J. Di Pantai “sampai dipantai Bajus memilih tempat yang agak terpencil buat memarkir jipnya…”

k. Di Vila “...Bajus membelokan mobilnya ke halaman sebuah vila mungil yang ternyata kemudian
sudah disewanya….”

l. Rumah Sakit “…ketegangan yang meliputi hatiku hanpir berakhir ketika becak berhenti di gerbang
rumah sakit tentara….”

Latar Waktu :

a. Sore hari “ ketiganya patuh. Ceria dibawah pohon nangka itu sampai matahari menyentuh garis
cakrawala.” (Tohari,Ahmad, 2008:7)

b. Malam hari “ jadi pada malam yang bening itu, tak ada anak Dukuh Paruk yang keluar halaman...”
(Tohari,Ahmad, 2008:7)

c. Pagi hari “ menjelang fajar tiba, kudengar burung sikakat mencecet si rumpun aur di belakang
rumah.” (Tohari,Ahmad, 2008:63)
Latar Suasana :

1. Tenang, tentram

“Sakarya merasa hawa dingin bertiup di kuduknya. Suara hiruk-pikuk bergalau dalam telinga. Dan tiba-
tiba Sakarya terkejut oleh sinar menyilaukan yang masuk matanya. Matahari pagi muncul di balik awan.
“Ah, boleh jadi benar, kematianku sudah dekat,” gumam Sakarya. Aneh, Sakarya merasakan
ketentraman dalam hati setelah bergumam demikian.”

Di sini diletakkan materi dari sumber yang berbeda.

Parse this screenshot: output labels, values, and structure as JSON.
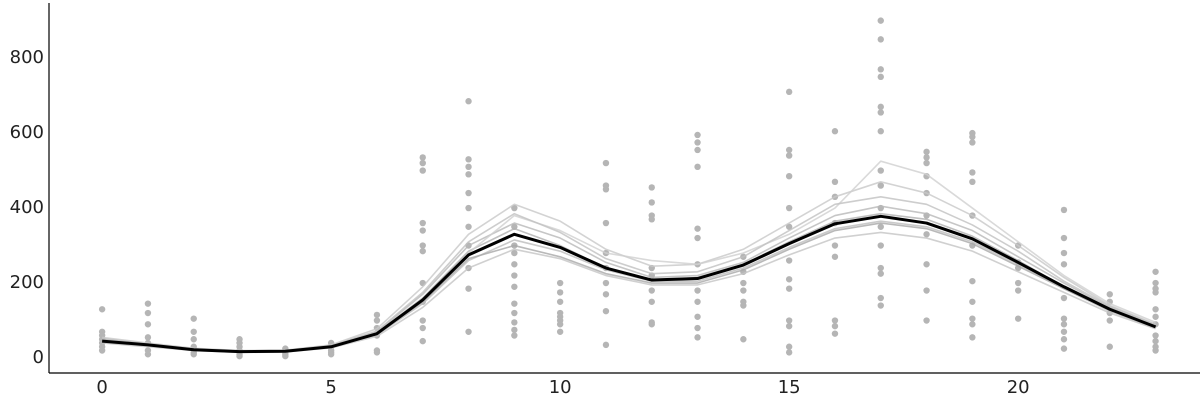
{
  "chart_data": {
    "type": "line",
    "x": [
      0,
      1,
      2,
      3,
      4,
      5,
      6,
      7,
      8,
      9,
      10,
      11,
      12,
      13,
      14,
      15,
      16,
      17,
      18,
      19,
      20,
      21,
      22,
      23
    ],
    "xlim": [
      -1.16,
      23.97
    ],
    "ylim": [
      -40,
      947
    ],
    "xticks": [
      0,
      5,
      10,
      15,
      20
    ],
    "yticks": [
      0,
      200,
      400,
      600,
      800
    ],
    "grid": false,
    "series": [
      {
        "color": "#c4c4c4",
        "values": [
          40,
          30,
          20,
          15,
          16,
          27,
          58,
          135,
          240,
          290,
          265,
          220,
          195,
          195,
          225,
          275,
          320,
          335,
          320,
          285,
          230,
          175,
          120,
          78
        ]
      },
      {
        "color": "#b8b8b8",
        "values": [
          50,
          38,
          24,
          18,
          19,
          32,
          70,
          170,
          300,
          360,
          320,
          255,
          215,
          220,
          255,
          320,
          380,
          405,
          385,
          340,
          270,
          200,
          135,
          85
        ]
      },
      {
        "color": "#bdbdbd",
        "values": [
          42,
          33,
          21,
          16,
          17,
          29,
          62,
          145,
          260,
          315,
          285,
          235,
          205,
          205,
          240,
          295,
          345,
          365,
          350,
          310,
          250,
          185,
          125,
          80
        ]
      },
      {
        "color": "#c8c8c8",
        "values": [
          55,
          40,
          26,
          20,
          21,
          35,
          78,
          190,
          330,
          410,
          365,
          290,
          245,
          250,
          290,
          360,
          430,
          470,
          440,
          380,
          300,
          215,
          140,
          90
        ]
      },
      {
        "color": "#b0b0b0",
        "values": [
          48,
          36,
          23,
          17,
          18,
          31,
          67,
          160,
          285,
          345,
          300,
          240,
          205,
          215,
          250,
          310,
          365,
          385,
          370,
          325,
          260,
          190,
          128,
          82
        ]
      },
      {
        "color": "#d0d0d0",
        "values": [
          46,
          34,
          22,
          17,
          18,
          30,
          66,
          150,
          280,
          380,
          340,
          280,
          260,
          250,
          280,
          330,
          400,
          525,
          490,
          400,
          310,
          220,
          145,
          95
        ]
      },
      {
        "color": "#a8a8a8",
        "values": [
          44,
          35,
          22,
          17,
          18,
          30,
          63,
          150,
          265,
          300,
          270,
          225,
          200,
          200,
          235,
          290,
          340,
          360,
          345,
          305,
          245,
          185,
          128,
          84
        ]
      },
      {
        "color": "#c0c0c0",
        "values": [
          52,
          37,
          24,
          18,
          19,
          33,
          72,
          175,
          310,
          385,
          335,
          265,
          225,
          230,
          270,
          340,
          410,
          430,
          410,
          355,
          285,
          205,
          138,
          88
        ]
      },
      {
        "color": "#000000",
        "values": [
          45,
          35,
          22,
          17,
          18,
          30,
          65,
          155,
          275,
          330,
          295,
          240,
          208,
          212,
          248,
          305,
          358,
          378,
          360,
          318,
          255,
          190,
          130,
          83
        ]
      }
    ],
    "observation_color": "#b5b5b5",
    "observations": [
      {
        "x": 0,
        "values": [
          130,
          70,
          60,
          50,
          40,
          30,
          20
        ]
      },
      {
        "x": 1,
        "values": [
          145,
          120,
          90,
          55,
          40,
          20,
          10
        ]
      },
      {
        "x": 2,
        "values": [
          105,
          70,
          50,
          30,
          15,
          10
        ]
      },
      {
        "x": 3,
        "values": [
          50,
          40,
          30,
          20,
          10,
          5
        ]
      },
      {
        "x": 4,
        "values": [
          25,
          15,
          10,
          5
        ]
      },
      {
        "x": 5,
        "values": [
          40,
          30,
          20,
          15,
          10
        ]
      },
      {
        "x": 6,
        "values": [
          115,
          100,
          80,
          60,
          20,
          15
        ]
      },
      {
        "x": 7,
        "values": [
          535,
          520,
          500,
          360,
          340,
          300,
          285,
          200,
          150,
          100,
          80,
          45
        ]
      },
      {
        "x": 8,
        "values": [
          685,
          530,
          510,
          490,
          440,
          400,
          350,
          300,
          240,
          185,
          70
        ]
      },
      {
        "x": 9,
        "values": [
          400,
          350,
          300,
          280,
          250,
          220,
          190,
          145,
          120,
          95,
          75,
          60
        ]
      },
      {
        "x": 10,
        "values": [
          200,
          175,
          150,
          120,
          110,
          100,
          90,
          70
        ]
      },
      {
        "x": 11,
        "values": [
          520,
          460,
          450,
          360,
          280,
          240,
          200,
          170,
          125,
          35
        ]
      },
      {
        "x": 12,
        "values": [
          455,
          415,
          380,
          370,
          240,
          220,
          180,
          150,
          95,
          90
        ]
      },
      {
        "x": 13,
        "values": [
          595,
          575,
          555,
          510,
          345,
          320,
          250,
          180,
          150,
          110,
          80,
          55
        ]
      },
      {
        "x": 14,
        "values": [
          270,
          230,
          200,
          180,
          150,
          140,
          50
        ]
      },
      {
        "x": 15,
        "values": [
          710,
          555,
          540,
          485,
          400,
          350,
          260,
          210,
          185,
          100,
          85,
          30,
          15
        ]
      },
      {
        "x": 16,
        "values": [
          605,
          470,
          430,
          360,
          300,
          270,
          100,
          85,
          65
        ]
      },
      {
        "x": 17,
        "values": [
          900,
          850,
          770,
          750,
          670,
          655,
          605,
          500,
          460,
          400,
          350,
          300,
          240,
          225,
          160,
          140
        ]
      },
      {
        "x": 18,
        "values": [
          550,
          535,
          520,
          485,
          440,
          380,
          330,
          250,
          180,
          100
        ]
      },
      {
        "x": 19,
        "values": [
          600,
          590,
          575,
          495,
          470,
          380,
          300,
          205,
          150,
          105,
          90,
          55
        ]
      },
      {
        "x": 20,
        "values": [
          300,
          255,
          240,
          200,
          180,
          105
        ]
      },
      {
        "x": 21,
        "values": [
          395,
          320,
          280,
          250,
          160,
          105,
          90,
          70,
          50,
          25
        ]
      },
      {
        "x": 22,
        "values": [
          170,
          150,
          120,
          100,
          30
        ]
      },
      {
        "x": 23,
        "values": [
          230,
          200,
          185,
          175,
          130,
          110,
          90,
          60,
          45,
          30,
          20
        ]
      }
    ]
  }
}
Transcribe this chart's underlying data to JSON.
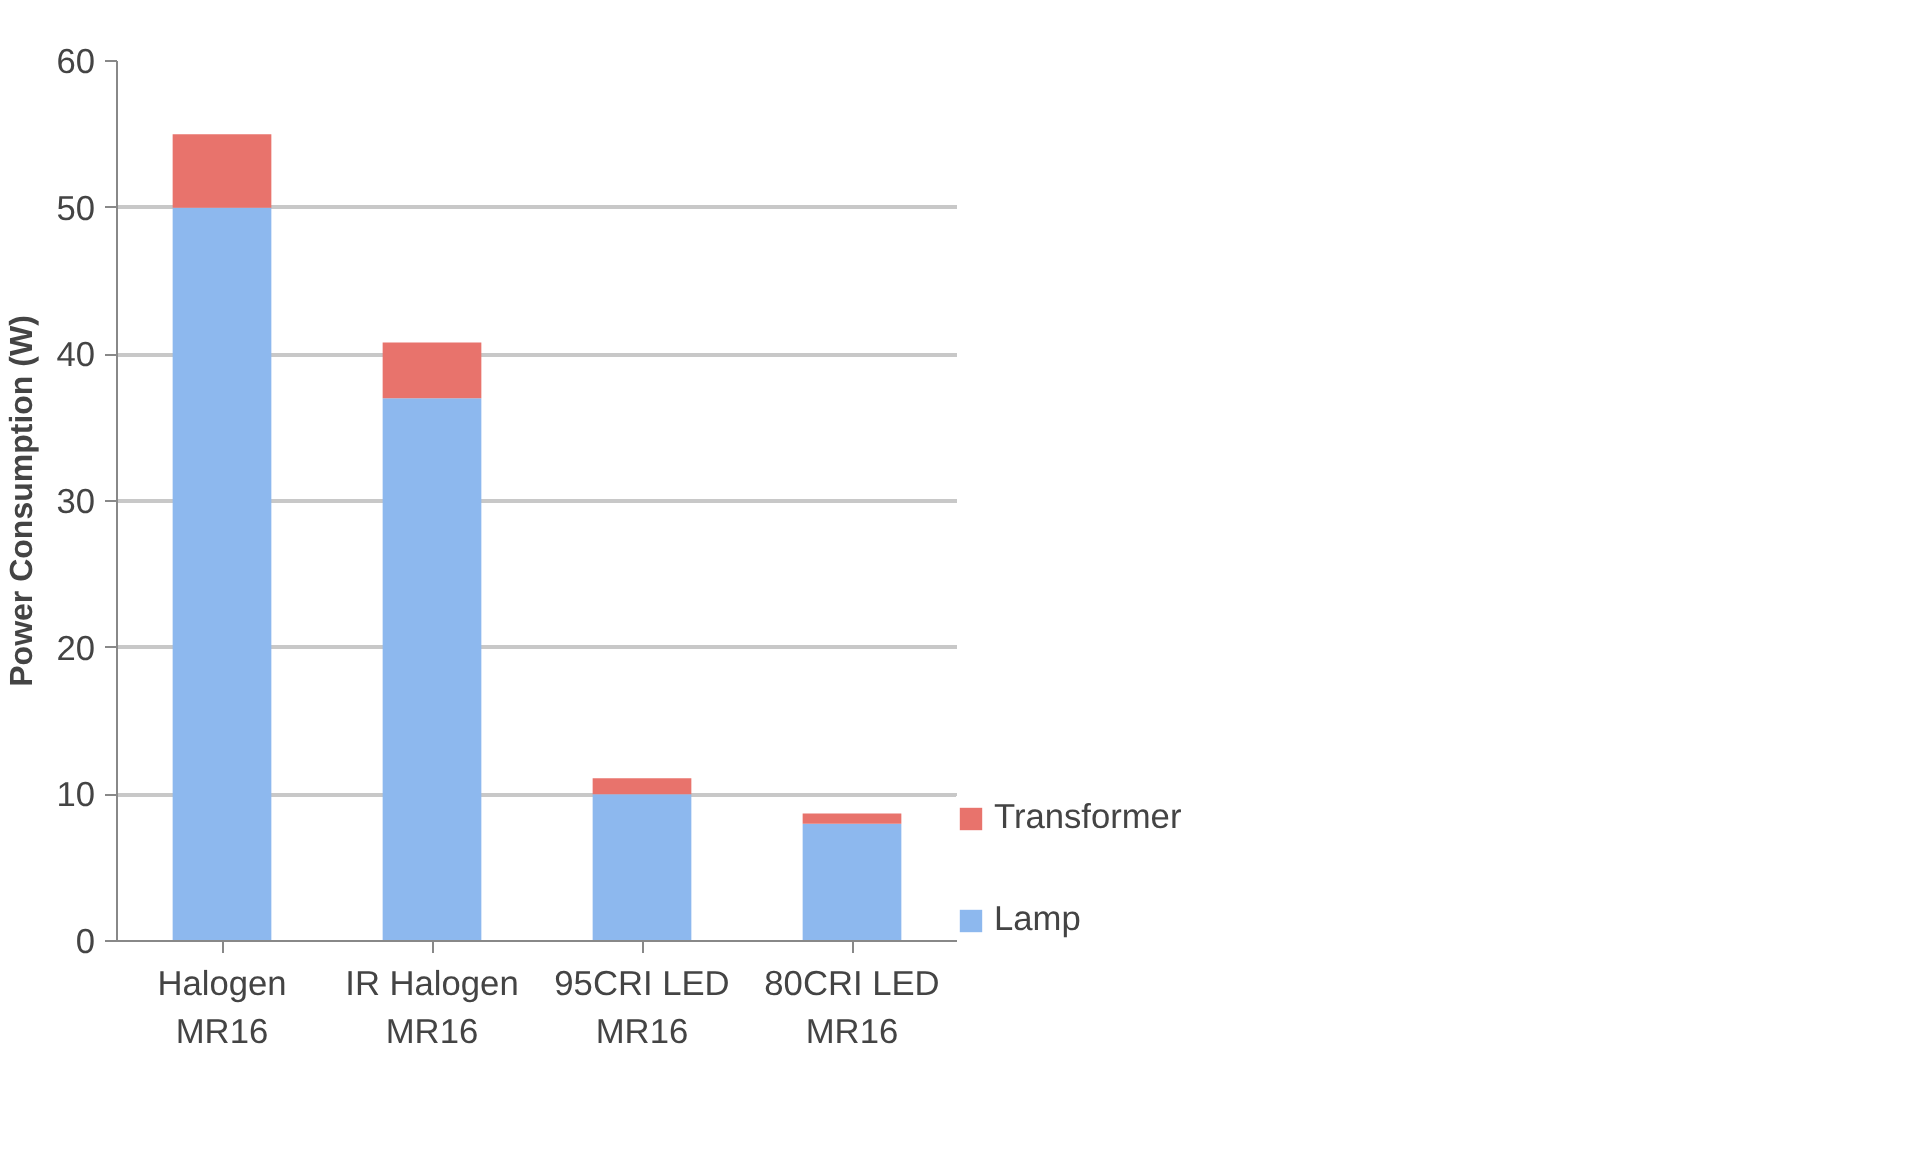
{
  "chart_data": {
    "type": "bar",
    "stacked": true,
    "ylabel": "Power Consumption (W)",
    "categories": [
      "Halogen\nMR16",
      "IR Halogen\nMR16",
      "95CRI LED\nMR16",
      "80CRI LED\nMR16"
    ],
    "series": [
      {
        "name": "Lamp",
        "color": "#8db8ee",
        "values": [
          50,
          37,
          10,
          8
        ]
      },
      {
        "name": "Transformer",
        "color": "#e8736c",
        "values": [
          5,
          3.8,
          1.1,
          0.7
        ]
      }
    ],
    "ylim": [
      0,
      60
    ],
    "yticks": [
      0,
      10,
      20,
      30,
      40,
      50,
      60
    ],
    "grid": "y",
    "legend": "right"
  }
}
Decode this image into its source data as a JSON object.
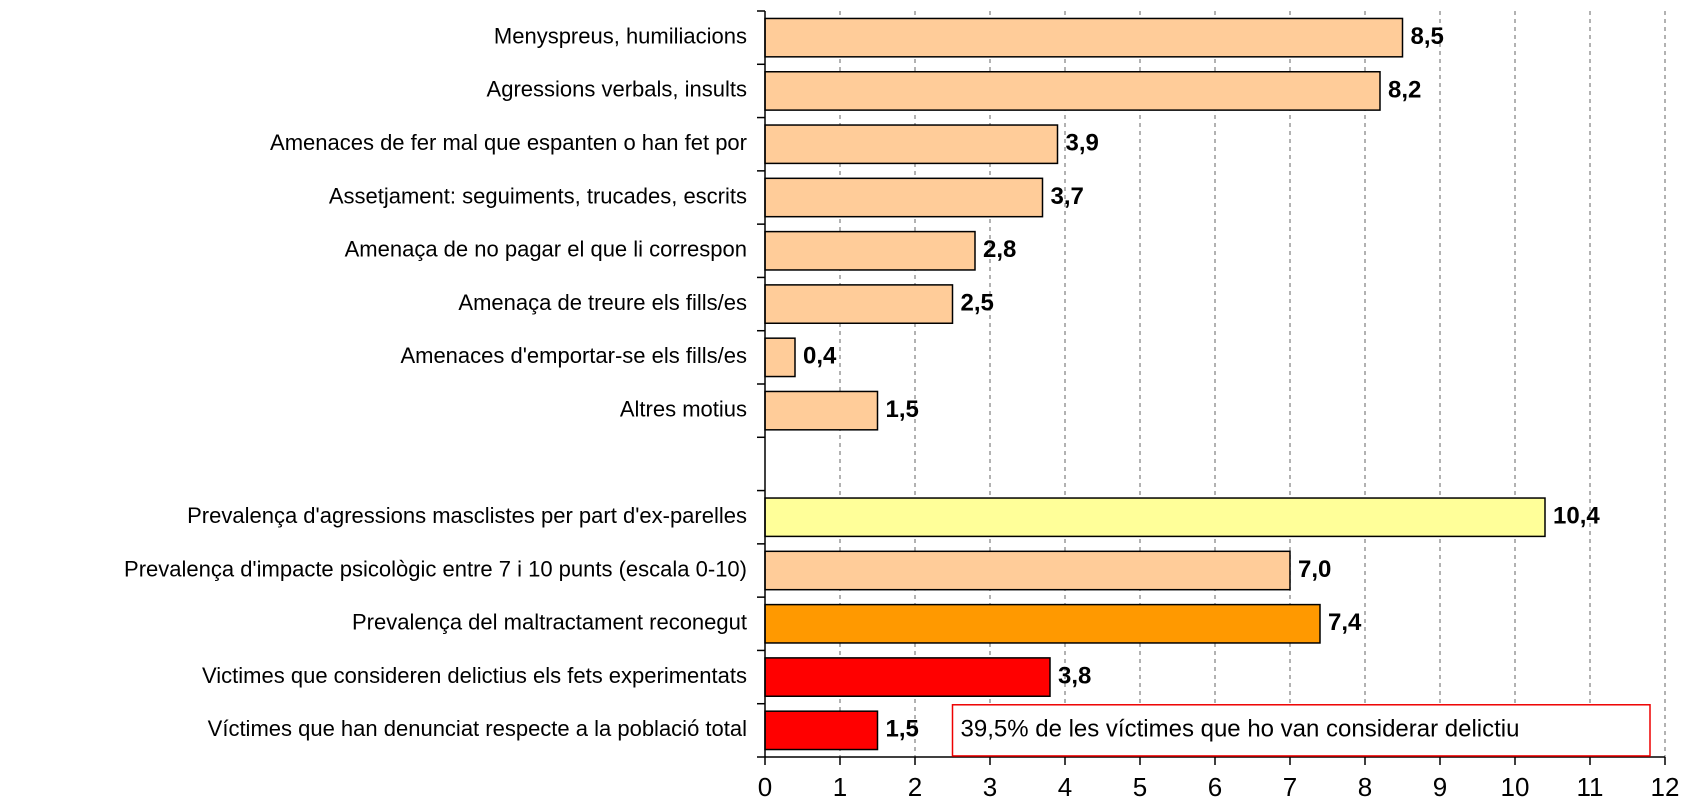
{
  "chart_data": {
    "type": "barh",
    "categories": [
      "Menyspreus, humiliacions",
      "Agressions verbals, insults",
      "Amenaces de fer mal que espanten o han fet por",
      "Assetjament: seguiments, trucades, escrits",
      "Amenaça de no pagar el que li correspon",
      "Amenaça de treure els fills/es",
      "Amenaces d'emportar-se els fills/es",
      "Altres motius",
      null,
      "Prevalença d'agressions masclistes per part d'ex-parelles",
      "Prevalença d'impacte psicològic entre 7 i 10 punts (escala 0-10)",
      "Prevalença del maltractament reconegut",
      "Victimes que consideren delictius els fets experimentats",
      "Víctimes que han denunciat respecte a la població total"
    ],
    "values": [
      8.5,
      8.2,
      3.9,
      3.7,
      2.8,
      2.5,
      0.4,
      1.5,
      null,
      10.4,
      7.0,
      7.4,
      3.8,
      1.5
    ],
    "value_labels": [
      "8,5",
      "8,2",
      "3,9",
      "3,7",
      "2,8",
      "2,5",
      "0,4",
      "1,5",
      null,
      "10,4",
      "7,0",
      "7,4",
      "3,8",
      "1,5"
    ],
    "colors": [
      "#FFCC99",
      "#FFCC99",
      "#FFCC99",
      "#FFCC99",
      "#FFCC99",
      "#FFCC99",
      "#FFCC99",
      "#FFCC99",
      null,
      "#FFFF99",
      "#FFCC99",
      "#FF9900",
      "#FF0000",
      "#FF0000"
    ],
    "xlim": [
      0,
      12
    ],
    "xticks": [
      0,
      1,
      2,
      3,
      4,
      5,
      6,
      7,
      8,
      9,
      10,
      11,
      12
    ],
    "grid": true,
    "annotation": "39,5% de les víctimes que ho van considerar delictiu"
  }
}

2. Gembira, bangga, bahagia

“Kegembiraan itu lahir dan berkembang dari Dukuh Paruk. Berita cepat tersiar bahwa pada malam
perayaan Agustusan nanti Srintil akan kembali meronggeng. Kurang dua hari lagi, tetapi sudah banyak
orang bersiap-siap. Anka-anak mulai bertanya tentang uang jajan kepada orangtua mereka. Para
pedagang, dari pedagang toko sampai pedagang pecel bersiap dengan modal tambahan. Juga tukang
lotre putar yang selalu menggunakan kesempatan ketika banyak orang berhimpun.”

3. Tegang, genting

“Kenapa Jenganten?”

“Pusing, Nyai, pusing! Oh, hk. Napasku sesak. Dadaku sesak!”

Nyai Kartareja merangkul Srintil. Dia langsung mengerti masalahnya genting karena Srintil tidak lagi
menguasai berat badannya sendiri.

6. Gaya Bahasa (Majas)

a. Majas Personifikasi

Personifiksi adalah majas kiasan yang menggambarkan benda-benda mati atau barang-barang yang tidak
bernyawa seolah-olah memiliki sifat kemanusiaan. Dalam RDP ditemukan 12 data.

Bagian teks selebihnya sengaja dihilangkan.